Message by President James Michel on the occasion of Commonwealth Day 2013 and the adoption of the Commonwealth Charter
Today, Seychelles and the Commonwealth Family, celebrate their unique bond of friendship and partnership.
It is a day for us to honour the critical role that the Commonwealth continues to play in the development of our country, and its continued importance as an organisation whose member nations share common values and principles.
Commonwealth Day is also a time for members of the Commonwealth family to reflect on how to better address the many global challenges which requires common solutions such as the world economic situation, climate change, piracy, terrorism, arms proliferation and better health for all.
The theme adopted for 2013 is “Opportunity through Enterprise” which has a particular resonance with the Seychelles as we have always prided ourselves for being a nation that seeks to find opportunity, even in adversity. The succes of our economic reforms bear testament to this.
We are also a nation that continues to take up the challenge to be a strong voice of advocacy for Small Island Developing States.
This year’s theme also reminds us, that at the global level, we must encourage new and innovative enterprises for sustainable development.
As the dynamics of the world we live in change and become more complex, the need for the Commonwealth to evolve was also becoming more and more apparent.
The first steps towards change were taken at the Commonwealth Heads of Government Meeting (CHOGM) held in Trinidad and Tobago in 2009. It was at that meeting that members agreed to set up an Eminent Persons Group (EPG), with the task of evaluating how the Commonwealth could better adapt to the realities of a continuously changing world.
Their findings and recommendations were presented to the CHOGM held in Perth in 2011, with a strong message that changes need to be made if the Commonwealth was to remain more accessible to the member states.
One key recommendation, which gained unanimous support of the member states, was the need to have a Charter, a document that embraces the fundamental values, principles and aspirations of the Commonwealth family. These are the values and principles that we, as a nation, hold in high esteem, including democracy, good governance, sustainable development, development of our youth, and gender equality.
Seychelles was one of 12 countries represented in a Ministerial Task Force established following the Perth CHOGM in 2012 with the mandate to review and renew the work of the Commonwealth to better meet the challenges of its member states.
We are pleased that this Charter has been endorsed and adopted on the 19th December 2012. The charter is the first of its kind for the Commonwealth, and has heralded a new chapter for the Commonwealth.
The most distinctive contribution to the Charter made by the Government of Seychelles was the inclusion for the first time in a global organisation of specific recognition of the particular needs and specificities of Small Island Developing States.
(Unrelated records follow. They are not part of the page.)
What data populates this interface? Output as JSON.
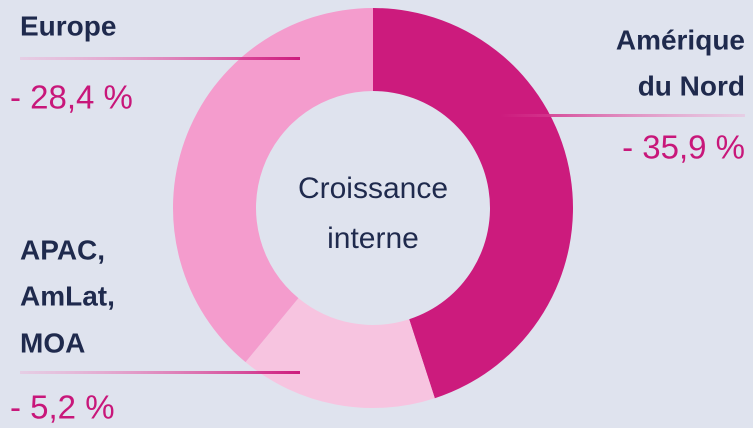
{
  "chart_data": {
    "type": "donut",
    "title": [
      "Croissance",
      "interne"
    ],
    "categories": [
      [
        "Amérique",
        "du Nord"
      ],
      [
        "APAC,",
        "AmLat,",
        "MOA"
      ],
      [
        "Europe"
      ]
    ],
    "values": [
      45,
      16,
      39
    ],
    "colors": [
      "#cc1b7d",
      "#f7c4e0",
      "#f49ccd"
    ],
    "annotations": [
      "- 35,9 %",
      "- 5,2 %",
      "- 28,4 %"
    ]
  }
}
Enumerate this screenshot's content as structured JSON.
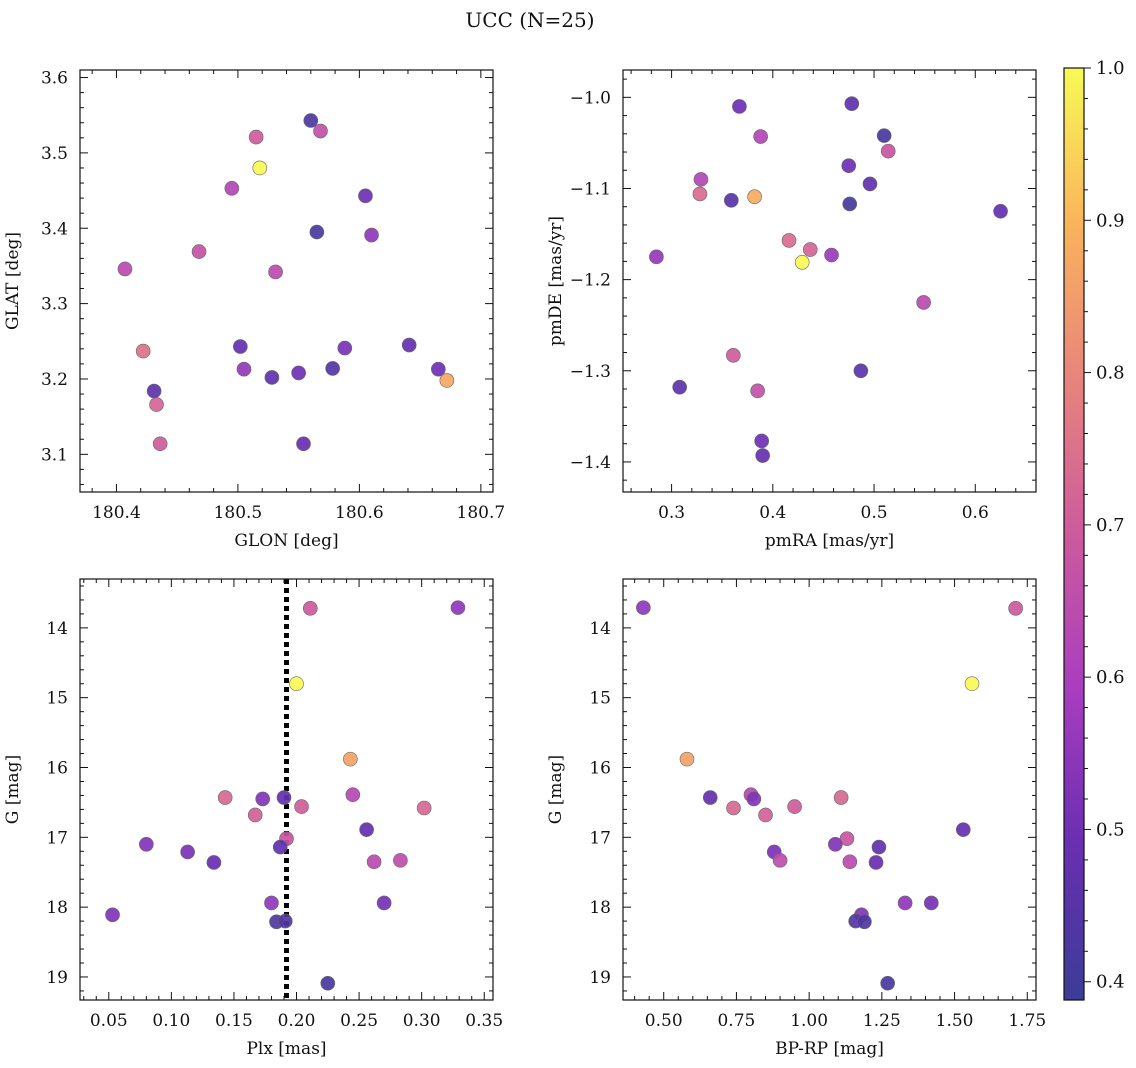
{
  "title": "UCC (N=25)",
  "colorbar": {
    "ticks": [
      0.4,
      0.5,
      0.6,
      0.7,
      0.8,
      0.9,
      1.0
    ],
    "labels": [
      "0.4",
      "0.5",
      "0.6",
      "0.7",
      "0.8",
      "0.9",
      "1.0"
    ],
    "range": [
      0.388,
      1.0
    ],
    "colormap": "plasma"
  },
  "chart_data": [
    {
      "type": "scatter",
      "id": "glon-glat",
      "xlabel": "GLON [deg]",
      "ylabel": "GLAT [deg]",
      "xlim": [
        180.37,
        180.71
      ],
      "ylim": [
        3.05,
        3.61
      ],
      "yinvert": false,
      "xticks": [
        180.4,
        180.5,
        180.6,
        180.7
      ],
      "xticklabels": [
        "180.4",
        "180.5",
        "180.6",
        "180.7"
      ],
      "yticks": [
        3.1,
        3.2,
        3.3,
        3.4,
        3.5,
        3.6
      ],
      "yticklabels": [
        "3.1",
        "3.2",
        "3.3",
        "3.4",
        "3.5",
        "3.6"
      ],
      "points": [
        {
          "x": 180.56,
          "y": 3.543,
          "c": 0.43
        },
        {
          "x": 180.515,
          "y": 3.521,
          "c": 0.7
        },
        {
          "x": 180.568,
          "y": 3.529,
          "c": 0.66
        },
        {
          "x": 180.518,
          "y": 3.48,
          "c": 1.0
        },
        {
          "x": 180.495,
          "y": 3.453,
          "c": 0.62
        },
        {
          "x": 180.605,
          "y": 3.443,
          "c": 0.5
        },
        {
          "x": 180.565,
          "y": 3.395,
          "c": 0.42
        },
        {
          "x": 180.61,
          "y": 3.391,
          "c": 0.55
        },
        {
          "x": 180.468,
          "y": 3.369,
          "c": 0.67
        },
        {
          "x": 180.407,
          "y": 3.346,
          "c": 0.64
        },
        {
          "x": 180.531,
          "y": 3.342,
          "c": 0.64
        },
        {
          "x": 180.422,
          "y": 3.237,
          "c": 0.75
        },
        {
          "x": 180.502,
          "y": 3.243,
          "c": 0.48
        },
        {
          "x": 180.588,
          "y": 3.241,
          "c": 0.52
        },
        {
          "x": 180.641,
          "y": 3.245,
          "c": 0.48
        },
        {
          "x": 180.505,
          "y": 3.213,
          "c": 0.56
        },
        {
          "x": 180.578,
          "y": 3.214,
          "c": 0.44
        },
        {
          "x": 180.665,
          "y": 3.213,
          "c": 0.5
        },
        {
          "x": 180.528,
          "y": 3.202,
          "c": 0.47
        },
        {
          "x": 180.55,
          "y": 3.208,
          "c": 0.5
        },
        {
          "x": 180.672,
          "y": 3.198,
          "c": 0.87
        },
        {
          "x": 180.431,
          "y": 3.184,
          "c": 0.46
        },
        {
          "x": 180.433,
          "y": 3.166,
          "c": 0.72
        },
        {
          "x": 180.436,
          "y": 3.114,
          "c": 0.7
        },
        {
          "x": 180.554,
          "y": 3.114,
          "c": 0.49
        }
      ]
    },
    {
      "type": "scatter",
      "id": "pmra-pmde",
      "xlabel": "pmRA [mas/yr]",
      "ylabel": "pmDE [mas/yr]",
      "xlim": [
        0.252,
        0.66
      ],
      "ylim": [
        -1.433,
        -0.97
      ],
      "yinvert": false,
      "xticks": [
        0.3,
        0.4,
        0.5,
        0.6
      ],
      "xticklabels": [
        "0.3",
        "0.4",
        "0.5",
        "0.6"
      ],
      "yticks": [
        -1.4,
        -1.3,
        -1.2,
        -1.1,
        -1.0
      ],
      "yticklabels": [
        "−1.4",
        "−1.3",
        "−1.2",
        "−1.1",
        "−1.0"
      ],
      "points": [
        {
          "x": 0.367,
          "y": -1.01,
          "c": 0.5
        },
        {
          "x": 0.478,
          "y": -1.007,
          "c": 0.47
        },
        {
          "x": 0.51,
          "y": -1.042,
          "c": 0.42
        },
        {
          "x": 0.388,
          "y": -1.043,
          "c": 0.62
        },
        {
          "x": 0.514,
          "y": -1.059,
          "c": 0.68
        },
        {
          "x": 0.475,
          "y": -1.075,
          "c": 0.5
        },
        {
          "x": 0.329,
          "y": -1.09,
          "c": 0.62
        },
        {
          "x": 0.496,
          "y": -1.095,
          "c": 0.47
        },
        {
          "x": 0.328,
          "y": -1.106,
          "c": 0.74
        },
        {
          "x": 0.382,
          "y": -1.109,
          "c": 0.88
        },
        {
          "x": 0.359,
          "y": -1.113,
          "c": 0.45
        },
        {
          "x": 0.476,
          "y": -1.117,
          "c": 0.41
        },
        {
          "x": 0.625,
          "y": -1.125,
          "c": 0.48
        },
        {
          "x": 0.416,
          "y": -1.157,
          "c": 0.74
        },
        {
          "x": 0.437,
          "y": -1.167,
          "c": 0.72
        },
        {
          "x": 0.285,
          "y": -1.175,
          "c": 0.56
        },
        {
          "x": 0.458,
          "y": -1.173,
          "c": 0.57
        },
        {
          "x": 0.429,
          "y": -1.181,
          "c": 1.0
        },
        {
          "x": 0.549,
          "y": -1.225,
          "c": 0.64
        },
        {
          "x": 0.361,
          "y": -1.283,
          "c": 0.7
        },
        {
          "x": 0.487,
          "y": -1.3,
          "c": 0.46
        },
        {
          "x": 0.308,
          "y": -1.318,
          "c": 0.47
        },
        {
          "x": 0.385,
          "y": -1.322,
          "c": 0.66
        },
        {
          "x": 0.389,
          "y": -1.377,
          "c": 0.5
        },
        {
          "x": 0.39,
          "y": -1.393,
          "c": 0.48
        }
      ]
    },
    {
      "type": "scatter",
      "id": "plx-g",
      "xlabel": "Plx [mas]",
      "ylabel": "G [mag]",
      "xlim": [
        0.027,
        0.357
      ],
      "ylim": [
        13.3,
        19.33
      ],
      "yinvert": true,
      "xticks": [
        0.05,
        0.1,
        0.15,
        0.2,
        0.25,
        0.3,
        0.35
      ],
      "xticklabels": [
        "0.05",
        "0.10",
        "0.15",
        "0.20",
        "0.25",
        "0.30",
        "0.35"
      ],
      "yticks": [
        14,
        15,
        16,
        17,
        18,
        19
      ],
      "yticklabels": [
        "14",
        "15",
        "16",
        "17",
        "18",
        "19"
      ],
      "vline": {
        "x": 0.192,
        "style": "dotted",
        "color": "#000000"
      },
      "points": [
        {
          "x": 0.211,
          "y": 13.72,
          "c": 0.69
        },
        {
          "x": 0.329,
          "y": 13.71,
          "c": 0.55
        },
        {
          "x": 0.2,
          "y": 14.8,
          "c": 1.0
        },
        {
          "x": 0.243,
          "y": 15.88,
          "c": 0.86
        },
        {
          "x": 0.143,
          "y": 16.43,
          "c": 0.73
        },
        {
          "x": 0.173,
          "y": 16.45,
          "c": 0.53
        },
        {
          "x": 0.19,
          "y": 16.43,
          "c": 0.48
        },
        {
          "x": 0.245,
          "y": 16.39,
          "c": 0.63
        },
        {
          "x": 0.204,
          "y": 16.56,
          "c": 0.7
        },
        {
          "x": 0.302,
          "y": 16.58,
          "c": 0.73
        },
        {
          "x": 0.167,
          "y": 16.68,
          "c": 0.71
        },
        {
          "x": 0.256,
          "y": 16.89,
          "c": 0.48
        },
        {
          "x": 0.192,
          "y": 17.02,
          "c": 0.68
        },
        {
          "x": 0.08,
          "y": 17.1,
          "c": 0.53
        },
        {
          "x": 0.187,
          "y": 17.14,
          "c": 0.47
        },
        {
          "x": 0.113,
          "y": 17.21,
          "c": 0.52
        },
        {
          "x": 0.134,
          "y": 17.36,
          "c": 0.49
        },
        {
          "x": 0.262,
          "y": 17.35,
          "c": 0.64
        },
        {
          "x": 0.283,
          "y": 17.33,
          "c": 0.65
        },
        {
          "x": 0.18,
          "y": 17.94,
          "c": 0.55
        },
        {
          "x": 0.27,
          "y": 17.94,
          "c": 0.51
        },
        {
          "x": 0.053,
          "y": 18.11,
          "c": 0.53
        },
        {
          "x": 0.184,
          "y": 18.21,
          "c": 0.43
        },
        {
          "x": 0.191,
          "y": 18.2,
          "c": 0.44
        },
        {
          "x": 0.225,
          "y": 19.09,
          "c": 0.42
        }
      ]
    },
    {
      "type": "scatter",
      "id": "bprp-g",
      "xlabel": "BP-RP [mag]",
      "ylabel": "G [mag]",
      "xlim": [
        0.36,
        1.78
      ],
      "ylim": [
        13.3,
        19.33
      ],
      "yinvert": true,
      "xticks": [
        0.5,
        0.75,
        1.0,
        1.25,
        1.5,
        1.75
      ],
      "xticklabels": [
        "0.50",
        "0.75",
        "1.00",
        "1.25",
        "1.50",
        "1.75"
      ],
      "yticks": [
        14,
        15,
        16,
        17,
        18,
        19
      ],
      "yticklabels": [
        "14",
        "15",
        "16",
        "17",
        "18",
        "19"
      ],
      "points": [
        {
          "x": 0.43,
          "y": 13.71,
          "c": 0.55
        },
        {
          "x": 1.71,
          "y": 13.72,
          "c": 0.69
        },
        {
          "x": 1.56,
          "y": 14.8,
          "c": 1.0
        },
        {
          "x": 0.58,
          "y": 15.88,
          "c": 0.86
        },
        {
          "x": 0.66,
          "y": 16.43,
          "c": 0.48
        },
        {
          "x": 0.8,
          "y": 16.39,
          "c": 0.63
        },
        {
          "x": 0.81,
          "y": 16.45,
          "c": 0.53
        },
        {
          "x": 1.11,
          "y": 16.43,
          "c": 0.73
        },
        {
          "x": 0.74,
          "y": 16.58,
          "c": 0.73
        },
        {
          "x": 0.95,
          "y": 16.56,
          "c": 0.7
        },
        {
          "x": 0.85,
          "y": 16.68,
          "c": 0.71
        },
        {
          "x": 1.53,
          "y": 16.89,
          "c": 0.48
        },
        {
          "x": 1.13,
          "y": 17.02,
          "c": 0.68
        },
        {
          "x": 1.09,
          "y": 17.1,
          "c": 0.53
        },
        {
          "x": 1.24,
          "y": 17.14,
          "c": 0.47
        },
        {
          "x": 0.88,
          "y": 17.21,
          "c": 0.52
        },
        {
          "x": 0.9,
          "y": 17.33,
          "c": 0.65
        },
        {
          "x": 1.14,
          "y": 17.35,
          "c": 0.64
        },
        {
          "x": 1.23,
          "y": 17.36,
          "c": 0.49
        },
        {
          "x": 1.33,
          "y": 17.94,
          "c": 0.55
        },
        {
          "x": 1.42,
          "y": 17.94,
          "c": 0.51
        },
        {
          "x": 1.18,
          "y": 18.11,
          "c": 0.53
        },
        {
          "x": 1.16,
          "y": 18.2,
          "c": 0.44
        },
        {
          "x": 1.19,
          "y": 18.21,
          "c": 0.43
        },
        {
          "x": 1.27,
          "y": 19.09,
          "c": 0.42
        }
      ]
    }
  ]
}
The Commonwealth is one of the few international organizations that continue to champion the cause of Small States, and in particular Small Island Developing States (SIDS), and I believe very strongly that the new Commonwealth Charter will play a key role in bringing a new focus on the need to tackle the particular vulnerabilities of SIDS and in building their resilience for the future especially when it concerns combating climate change and promoting the blue and green economy.
In all the Commonwealth forums that Seychelles participates, we have also always stressed Seychelles’ strong support for the Commonwealth’s primary focus of promoting peace, democracy, good governance, human rights and the rule of law. Our strong engagement in this process is further reflected in the efforts being invested nationally for the electoral reforms and in promoting human rights.
Our unwavering commitment to peace and security is further demonstrated by Seychelles bid to be a non-permanent member of the United Nations Security Council 2017-2018. We might be the smallest nation in Africa- but the impact of our efforts to combat piracy and promote peace in the region has been felt around the world.
A renewed and re-focused Commonwealth is in everybody’s advantage.
We have benefited, and continue to benefit from technical assistance and expertise in various fields, including health, debt management, trade, the judiciary and management of natural resources.
We recall the landmark achievement of the joint submission by Seychelles and Mauritius to the United Nations on our extended continental shelf, and subsequently, joint management of an extended area of continental shelf. This would not have been possible without the support of the Commonwealth.
Seychelles is proud to be a longstanding member of the Commonwealth. By joining other countries around the world in marking Commonwealth Day, we are paying tribute to the strong partnership among Commonwealth members that is vital to our future.